C’était sa propre flotte, et pourtant Liam en parlait comme s’il ne s’y intéressait pas vraiment. Eulisia avait entendu parler du projet grâce à ses relations avec la Troisième Fabrique d’Armement. J’ai entendu dire que la neuvième était également impliquée, mais la septième a été complètement laissée de côté.
Plusieurs usines avaient contribué à la construction de la nouvelle flotte, mais lors de la commande des travaux, Tia avait complètement ignoré la Septième. En entendant cela maintenant, Liam avait une idée de la raison.
« Vous avez encore construit un tas de vaisseaux sans tenir compte de leur apparence, n’est-ce pas ? »
Nias enleva ses lunettes et s’essuya les yeux. « Nous avons fait de notre mieux pour leur apparence, mais lorsque nous les avons proposés à Tia, elle a dit qu’ils ne lui convenaient pas et les a tous refusés ! Maintenant, nous avons huit cents vaisseaux neufs invendus en stock ! Il faut que quelqu’un nous les achète ! »
Je vois que leurs méthodes n’ont pas changé, pensa Eulisia. Et pourquoi prendre le risque de fabriquer huit cents navires alors qu’ils n’ont été commandés par personne ? Êtes-vous stupides ?
Liam semblait tout aussi exaspéré, mais il avait l’air d’avoir une idée.
« Très bien… J’achèterai ces huit cents vaisseaux. »
« Vraiment ? »
Mais avant que Nias ne s’emballe, Liam ajouta une condition. « Permets-moi de passer une commande supplémentaire. On dirait que les autres usines d’armement sont occupées, mais tu n’as pas grand-chose à faire. Voyons… As-tu de vieux vaisseaux et de vieilles armes qui partent à la casse, n’est-ce pas ? Je les veux aussi. »
« Bien sûr ! Et c’est tant mieux ! Maintenant, je peux continuer mes recherches sur les technologies de nouvelle génération ! »

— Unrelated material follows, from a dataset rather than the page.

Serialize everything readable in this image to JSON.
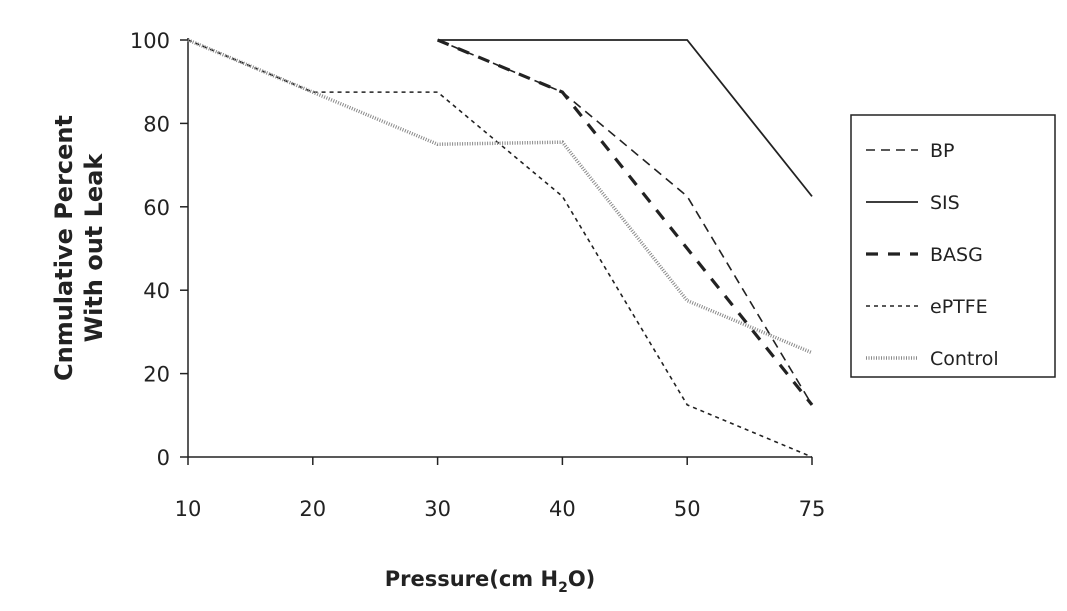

« Et en plus, je veux que tu construises un navire pour moi. »
« Un navire ? Un cuirassé ? »
« Oui, ce sera un cuirassé, mais c’est quelque chose que je veux faire juste pour m’amuser. »
« H-huh ? »
Liam commença alors à expliquer à Nias les détails de cette demande. Eulisia n’avait aucune idée de ce à quoi pensait l’homme.